Lynn took her time about turning away again, something she had to get off her mind. “I’m not sure if this is the way we’re thinking, but if this Raymond did know Gloria Summers was in that building, wouldn’t it have been the last place he’d have taken his girlfriend for a snog?”

“Depends,” Divine said quickly, “on just how much of a pervert he is.”

“So, Raymond, how was the tea? Okay? Good. This here’s my colleague, Detective Constable Kellogg. Like I say, we won’t keep you long now, just a couple of little things we need to get sorted.”

Raymond finally left the station at seven minutes after three. His shirt was stuck to his back with sweat and he could smell his armpits and his crotch with every movement, every step.
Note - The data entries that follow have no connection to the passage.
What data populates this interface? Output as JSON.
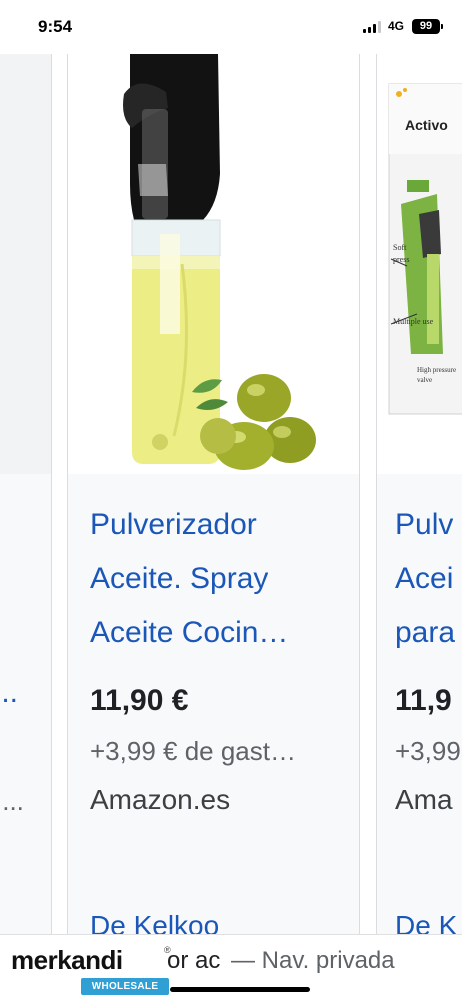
{
  "status_bar": {
    "time": "9:54",
    "network": "4G",
    "battery": "99"
  },
  "carousel": {
    "left_card": {
      "title_fragment": "...",
      "shipping_fragment": ":..."
    },
    "main_card": {
      "image": "olive-oil-spray-bottle-with-olives",
      "title_lines": [
        "Pulverizador",
        "Aceite. Spray",
        "Aceite Cocin…"
      ],
      "price": "11,90 €",
      "shipping": "+3,99 € de gast…",
      "store": "Amazon.es",
      "source": "De Kelkoo"
    },
    "right_card": {
      "image": "activo-oil-sprayer-box",
      "image_brand": "Activo",
      "title_lines": [
        "Pulv",
        "Acei",
        "para"
      ],
      "price": "11,9",
      "shipping": "+3,99",
      "store": "Ama",
      "source": "De K"
    }
  },
  "bottom_bar": {
    "logo_word": "merkandi",
    "logo_reg": "®",
    "logo_sub": "WHOLESALE",
    "url_fragment": "or ac",
    "private_label": "— Nav. privada"
  },
  "colors": {
    "link": "#1a57b8",
    "price": "#202124",
    "muted": "#5f6368",
    "logo_accent": "#2f9fd4"
  }
}
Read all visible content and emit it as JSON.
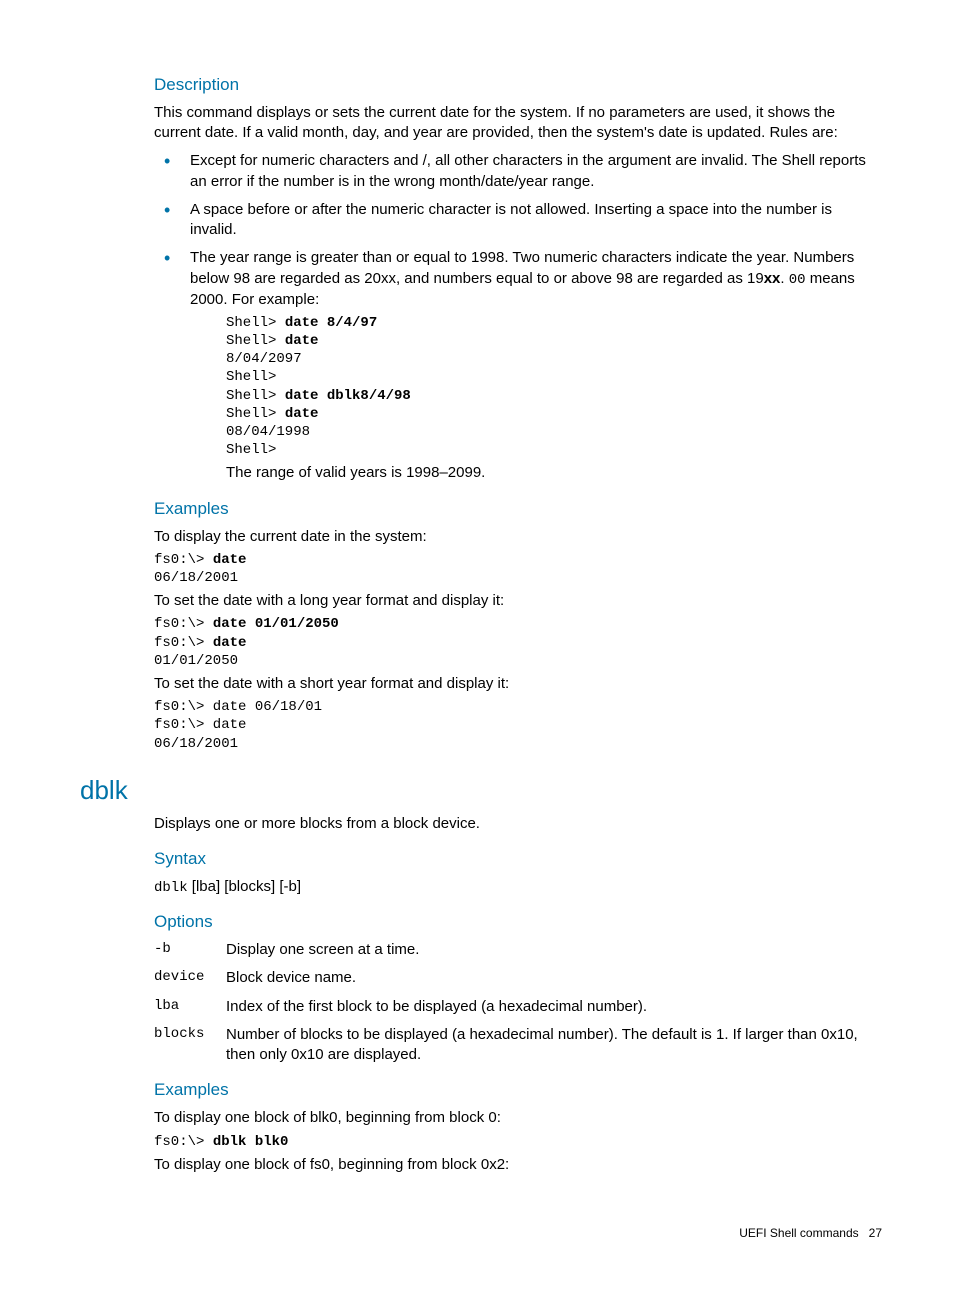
{
  "description": {
    "heading": "Description",
    "intro": "This command displays or sets the current date for the system. If no parameters are used, it shows the current date. If a valid month, day, and year are provided, then the system's date is updated. Rules are:",
    "bullet1": "Except for numeric characters and /, all other characters in the argument are invalid. The Shell reports an error if the number is in the wrong month/date/year range.",
    "bullet2": "A space before or after the numeric character is not allowed. Inserting a space into the number is invalid.",
    "bullet3_pre": "The year range is greater than or equal to 1998. Two numeric characters indicate the year. Numbers below 98 are regarded as 20xx, and numbers equal to or above 98 are regarded as 19",
    "bullet3_bold": "xx",
    "bullet3_mid": ". ",
    "bullet3_code": "00",
    "bullet3_post": " means 2000. For example:",
    "code1_l1_a": "Shell> ",
    "code1_l1_b": "date 8/4/97",
    "code1_l2_a": "Shell> ",
    "code1_l2_b": "date",
    "code1_l3": "8/04/2097",
    "code1_l4": "Shell>",
    "code1_l5_a": "Shell> ",
    "code1_l5_b": "date dblk8/4/98",
    "code1_l6_a": "Shell> ",
    "code1_l6_b": "date",
    "code1_l7": "08/04/1998",
    "code1_l8": "Shell>",
    "range_note": "The range of valid years is 1998–2099."
  },
  "examples1": {
    "heading": "Examples",
    "p1": "To display the current date in the system:",
    "c1_a": "fs0:\\> ",
    "c1_b": "date",
    "c1_l2": "06/18/2001",
    "p2": "To set the date with a long year format and display it:",
    "c2_a": "fs0:\\> ",
    "c2_b": "date 01/01/2050",
    "c2_l2a": "fs0:\\> ",
    "c2_l2b": "date",
    "c2_l3": "01/01/2050",
    "p3": "To set the date with a short year format and display it:",
    "c3_l1": "fs0:\\> date 06/18/01",
    "c3_l2": "fs0:\\> date",
    "c3_l3": "06/18/2001"
  },
  "dblk": {
    "title": "dblk",
    "summary": "Displays one or more blocks from a block device.",
    "syntax_heading": "Syntax",
    "syntax_cmd": "dblk",
    "syntax_rest": " [lba] [blocks] [-b]",
    "options_heading": "Options",
    "opt1_k": "-b",
    "opt1_v": "Display one screen at a time.",
    "opt2_k": "device",
    "opt2_v": "Block device name.",
    "opt3_k": "lba",
    "opt3_v": "Index of the first block to be displayed (a hexadecimal number).",
    "opt4_k": "blocks",
    "opt4_v": "Number of blocks to be displayed (a hexadecimal number). The default is 1. If larger than 0x10, then only 0x10 are displayed.",
    "examples_heading": "Examples",
    "ex_p1": "To display one block of blk0, beginning from block 0:",
    "ex_c1_a": "fs0:\\> ",
    "ex_c1_b": "dblk blk0",
    "ex_p2": "To display one block of fs0, beginning from block 0x2:"
  },
  "footer": {
    "label": "UEFI Shell commands",
    "page": "27"
  }
}
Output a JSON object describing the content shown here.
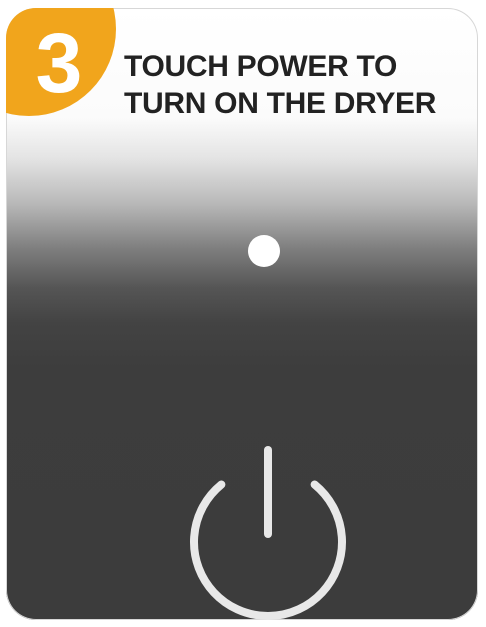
{
  "step": {
    "number": "3",
    "badge_color": "#f1a51c"
  },
  "instruction": {
    "line1": "TOUCH POWER TO",
    "line2": "TURN ON THE DRYER"
  },
  "indicator": {
    "color": "#ffffff",
    "state": "off"
  },
  "power_button": {
    "icon": "power-icon",
    "color": "#e8e8e8"
  },
  "panel": {
    "color": "#3c3c3c"
  }
}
Underneath the tangle of hair, his scalp itched. Pain reverberated, sharp and insistent, beneath his right temple, causing his eye to blink.

On and on they had gone at him, mostly the man, but the woman chipping in too, all the same questions, again and again. Gloria, Gloria. How well had he known her? When he said that he watched her, what did he mean? Perhaps he used to babysit? Help her grandmother with her shopping? Do odd jobs? Collect Gloria sometimes from school? How well would he say he knew her? The mother? Gloria. Would he, for instance, describe her as a friend? Daft! How could some kid of six be his friend? All right, then, Raymond, what was she? You tell us.

He wanted to go home and wash. Take a long bath, slow. He wanted something cold to drink. He bought a can of Ribena from the cob shop over the road and walked back across Derby Road to drink it, sitting with his back against the wall of the insurance offices.

She was a kid he’d noticed first through the shock of fair hair that seemed, more often than not, to spring from her head in all directions. Blue, blue eyes. Like a doll’s. Raymond wondered why he’d thought that? Never had a sister, never had a doll in his life. Handled one: held it. Once he’d spotted her-running along the street towards him, lolly waving in her hand, her nan, her mum he’d thought it was then, calling, “Be careful, be careful! Oh, for goodness’ sake do be careful. Oh, look what you’ve done. Just look at you now.”-he seemed to see her everywhere he looked. In the Chinese chippy, on the rec, waiting at the bus stop with a hand in her nan’s, swinging from it and kicking out this leg and then that, never still. One day he realized that if he angled his head from the window at a certain angle he could see one corner of the school playground. Gloria with all her little friends, laughing and shouting, playing games, skipping, two-ball, kiss chase.